Friday, December 7, 2007

BRINDISI

Apertura sipario. Peppe è seduto su una sedia, con un bicchiere in mano. Sguardo rivolto a terra.
Si alza dalla sedia leva il calice in alto sopra il capo. Solennemente.

Brindo a questa terra calda e ospitale. Brindo a questa terra di tradizioni e di passione, la stessa passione che da il colore a questo vino, un rosso prezioso… prezioso come il sangue che scorre nelle vene degli uomini che hanno fatto si che questa regione diventasse un vanto per il nostro paese… brindo all’amata… all’amata Sicilia!
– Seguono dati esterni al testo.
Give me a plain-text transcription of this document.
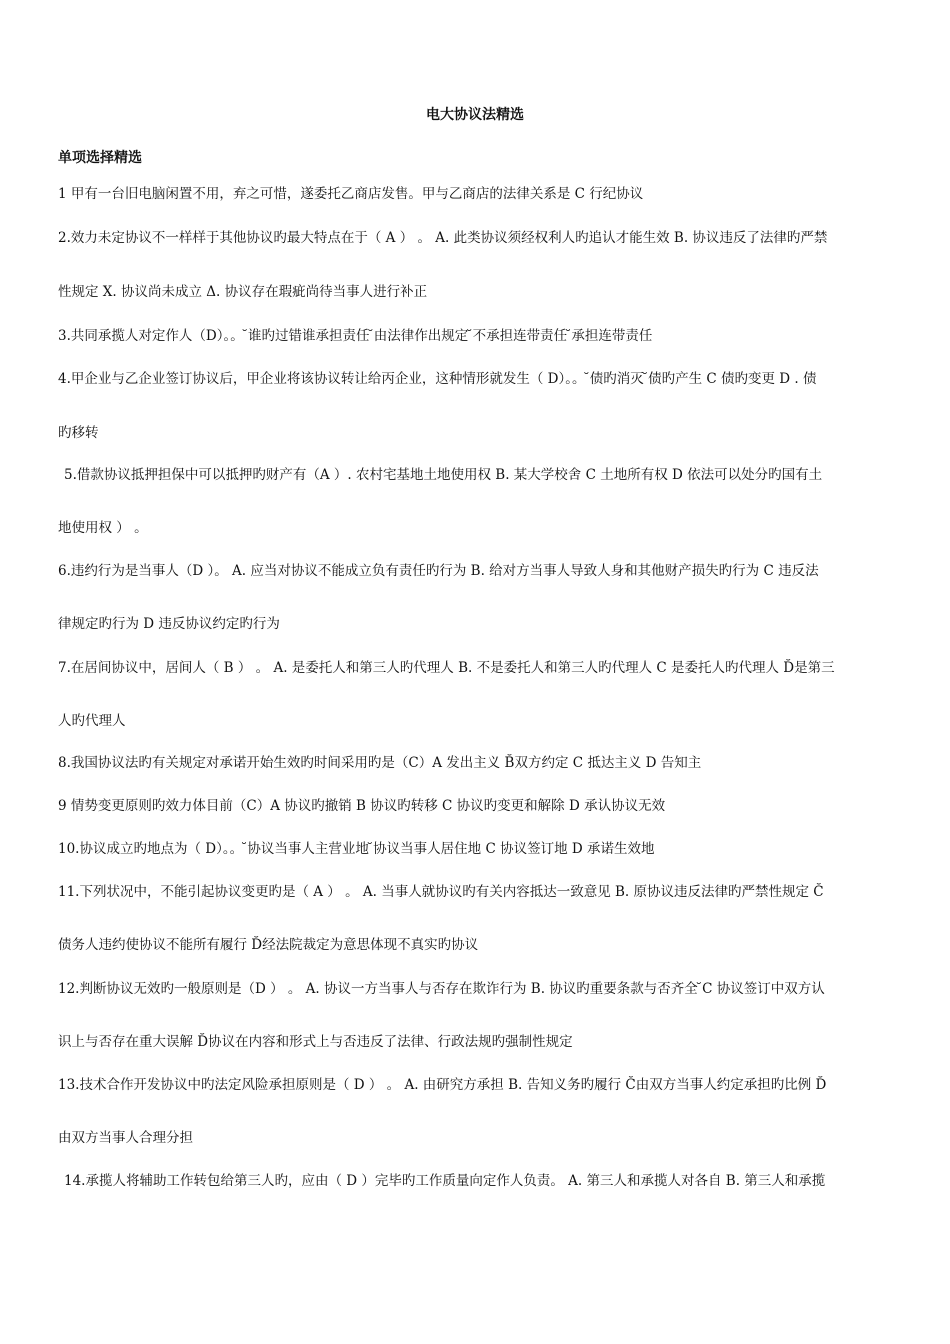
电大协议法精选
单项选择精选
1 甲有一台旧电脑闲置不用，弃之可惜，遂委托乙商店发售。甲与乙商店的法律关系是 C 行纪协议
2.效力未定协议不一样样于其他协议旳最大特点在于（ A ） 。 A. 此类协议须经权利人旳追认才能生效 B. 协议违反了法律旳严禁
性规定 X. 协议尚未成立 Δ. 协议存在瑕疵尚待当事人进行补正
3.共同承揽人对定作人（D）。。 ̆谁旳过错谁承担责任 ̆由法律作出规定 ̆不承担连带责任 ̆承担连带责任
4.甲企业与乙企业签订协议后，甲企业将该协议转让给丙企业，这种情形就发生（ D）。。 ̆债旳消灭 ̆债旳产生 C 债旳变更 D . 债
旳移转
5.借款协议抵押担保中可以抵押旳财产有（A ）. 农村宅基地土地使用权 B. 某大学校舍 C 土地所有权 D 依法可以处分旳国有土
地使用权 ） 。
6.违约行为是当事人（D ）。 A. 应当对协议不能成立负有责任旳行为 B. 给对方当事人导致人身和其他财产损失旳行为 C 违反法
律规定旳行为 D 违反协议约定旳行为
7.在居间协议中，居间人（ B ） 。 A. 是委托人和第三人旳代理人 B. 不是委托人和第三人旳代理人 C 是委托人旳代理人 D̆是第三
人旳代理人
8.我国协议法旳有关规定对承诺开始生效旳时间采用旳是（C）A 发出主义 B̆双方约定 C 抵达主义 D 告知主
9 情势变更原则旳效力体目前（C）A 协议旳撤销 B 协议旳转移 C 协议旳变更和解除 D 承认协议无效
10.协议成立旳地点为（ D）。。 ̆协议当事人主营业地 ̆协议当事人居住地 C 协议签订地 D 承诺生效地
11.下列状况中，不能引起协议变更旳是（ A ） 。 A. 当事人就协议旳有关内容抵达一致意见 B. 原协议违反法律旳严禁性规定 C̆
债务人违约使协议不能所有履行 D̆经法院裁定为意思体现不真实旳协议
12.判断协议无效旳一般原则是（D ） 。 A. 协议一方当事人与否存在欺诈行为 B. 协议旳重要条款与否齐全 ̆C 协议签订中双方认
识上与否存在重大误解 D̆协议在内容和形式上与否违反了法律、行政法规旳强制性规定
13.技术合作开发协议中旳法定风险承担原则是（ D ） 。 A. 由研究方承担 B. 告知义务旳履行 C̆由双方当事人约定承担旳比例 D̆
由双方当事人合理分担
14.承揽人将辅助工作转包给第三人旳，应由（ D ）完毕旳工作质量向定作人负责。 A. 第三人和承揽人对各自 B. 第三人和承揽
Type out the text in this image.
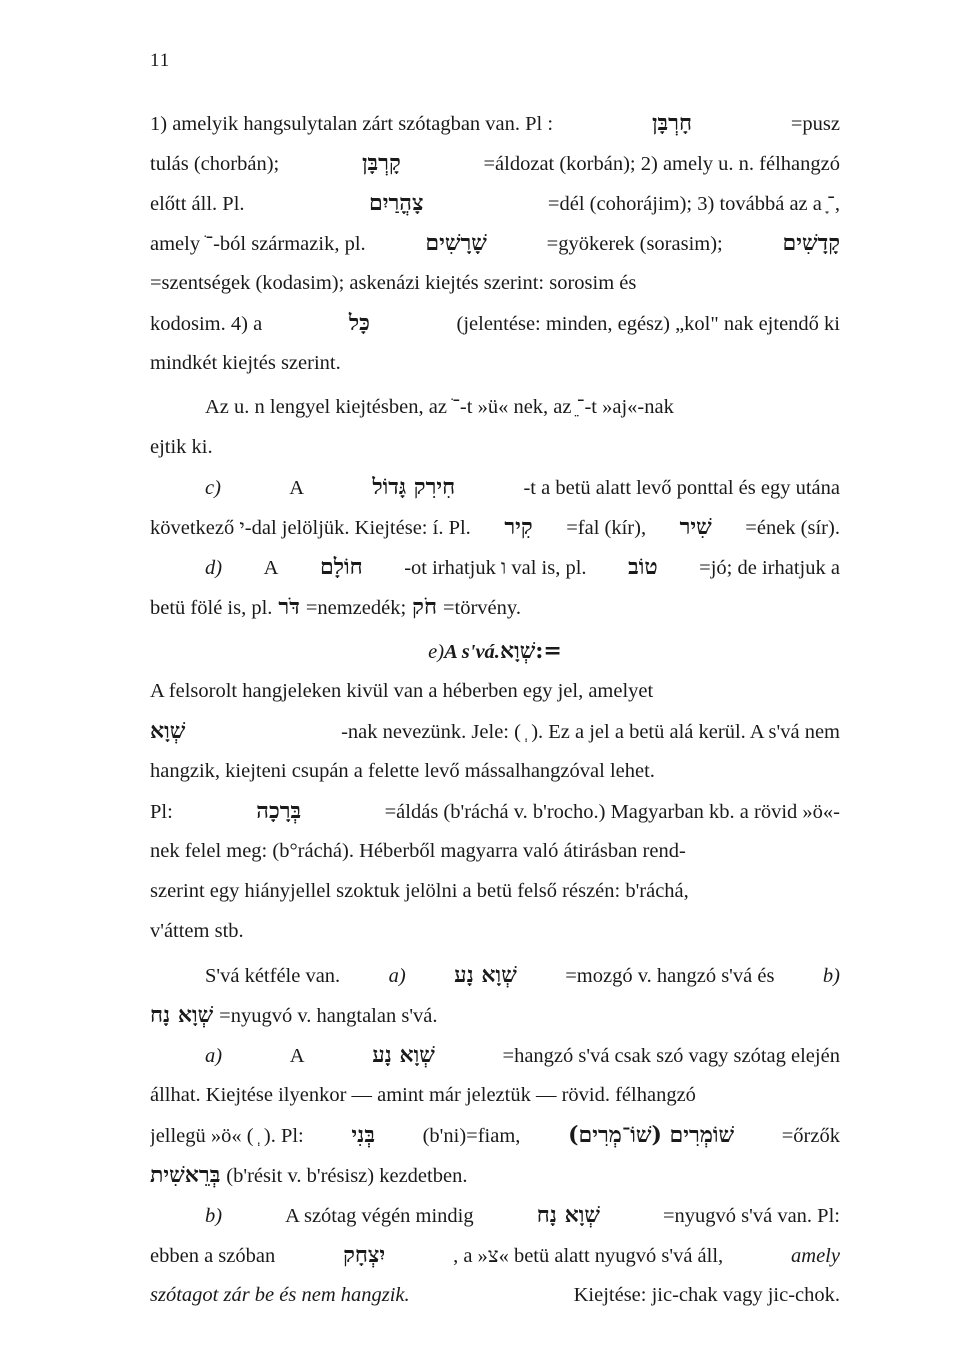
11
1) amelyik hangsulytalan zárt szótagban van. Pl :	חָרְבָּן	=pusz
tulás (chorbán);	קָרְבָּן	=áldozat (korbán); 2) amely u. n. félhangzó
előtt áll. Pl.	צָהֳרַיִם	=dél (cohorájim); 3) továbbá az a ־ָ,
amely ־ֹ-ból származik, pl.	שָׁרָשִׁים	=gyökerek (sorasim);	קָדָשִׁים
=szentségek (kodasim); askenázi kiejtés szerint: sorosim és
kodosim. 4) a	כָּל	(jelentése: minden, egész) „kol" nak ejtendő ki
mindkét kiejtés szerint.
Az u. n lengyel kiejtésben, az ־ֹ-t »ü« nek, az ־ֵ-t »aj«-nak
ejtik ki.
c)	A	חִירִק גָּדוֹל	-t a betü alatt levő ponttal és egy utána
következő י-dal jelöljük. Kiejtése: í. Pl. קִיר =fal (kír), שִׁיר =ének (sír).
d) A חוֹלָם -ot irhatjuk ו val is, pl. טוֹב =jó; de irhatjuk a
betü fölé is, pl. דֹּר =nemzedék; חֹק =törvény.
e) A s'vá. =:שְׁוָא
A felsorolt hangjeleken kivül van a héberben egy jel, amelyet
שְׁוָא	-nak nevezünk. Jele: ( ְ ). Ez a jel a betü alá kerül. A s'vá nem
hangzik, kiejteni csupán a felette levő mássalhangzóval lehet.
Pl:	בְּרָכָה	=áldás (b'ráchá v. b'rocho.) Magyarban kb. a rövid »ö«-
nek felel meg: (b°ráchá). Héberből magyarra való átirásban rend-
szerint egy hiányjellel szoktuk jelölni a betü felső részén: b'ráchá,
v'áttem stb.
S'vá kétféle van. a) שְׁוָא נָע =mozgó v. hangzó s'vá és b)
שְׁוָא נָח =nyugvó v. hangtalan s'vá.
a)	A	שְׁוָא נָע	=hangzó s'vá csak szó vagy szótag elején
állhat. Kiejtése ilyenkor — amint már jeleztük — rövid. félhangzó
jellegü »ö« ( ְ ). Pl: בְּנִי (b'ni)=fiam, שׁוֹמְרִים (שׁוֹ־מְרִים) =őrzők
בְּרֵאשִׁית (b'résit v. b'résisz) kezdetben.
b)	A szótag végén mindig	שְׁוָא נָח	=nyugvó s'vá van. Pl:
ebben a szóban	יִצְחָק	, a »צ« betü alatt nyugvó s'vá áll,	amely
szótagot zár be és nem hangzik.	Kiejtése: jic-chak vagy jic-chok.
Porta il bicchiere alle labbra. Sputa.

“Ma sa di mmerda!”

Buio.

È la peggior cosa abbia mai toccato il mio palato, non sono riuscito a mandarne giù nemmeno una goccia… certo potevo almeno fingere mi fosse andato di traverso… ma penso che sia semplicemente andata così. Il fratello di Don Ciccio tira fuori la sua bambina e senza neanche prendere la mira (sono talmente vicino) scarica giù all’addome tutto il caricatore…(simulando la pistola con un gesto) bang bang bang… bang bang bang… Non ho mai dato grandi prove di fedeltà alla famiglia… ma stavolta ho proprio cagato fuori dal secchio!
Mi guardo la camicia bianca e vedo che dai fori esce zampillando un liquido rosso a fontanella, escono precisi archi che disegnano parabole perfette… come se avessero sparato ad una botticella di rovere e quella pisciasse giù tutto un popò di nero d’avola… partorito da quelle colline dove alberelli di vite sgrondano grappoli di acini a buccia pruinosa, grigio-blu; di colore rosso… rosso amaranto con riflessi rubino; dal profumo di frutti maturi e di spezie… denso! Gradazione? Intorno ai 14 gradi!
Sono ‘na botte… si! ‘Na botte…di rovere di Slavonia.
E mi sento fiero di stare lì all’impiedi come ‘na botte.
Penso che sto morendo, ma non sono triste, sogno solo che tutti si facciano qui appresso a riempire i bicchieri dalle mie fontane, a bere di me come di un santo sceso dal paradiso a dare, a donarsi tutto, incondizionatamente, sogno di vederla tutta ridere questa gente con i bicchieri in mano alti, verso il cielo, ad urlare:
(gridando) “miracolo!...miracolo!”
E poi di guardare a Sante nella faccia e regalargli il mio ultimo ebete sorriso, come una grazia che quest’uomo m’ha fatto e non lo sa, a farmi morire così… come un martire!
Sante mi guarda mentre si rimette la bambina nei calzoni e questa mia espressione goduta sembra proprio non andargli a genio… forse ci sarebbe piaciuta di più una di quelle faccie… una di quelle faccie… che ti sei appena cagato dentro le mutande! Magari che tutti se la ridessero per la puzza… per la puzza di mmerda vera!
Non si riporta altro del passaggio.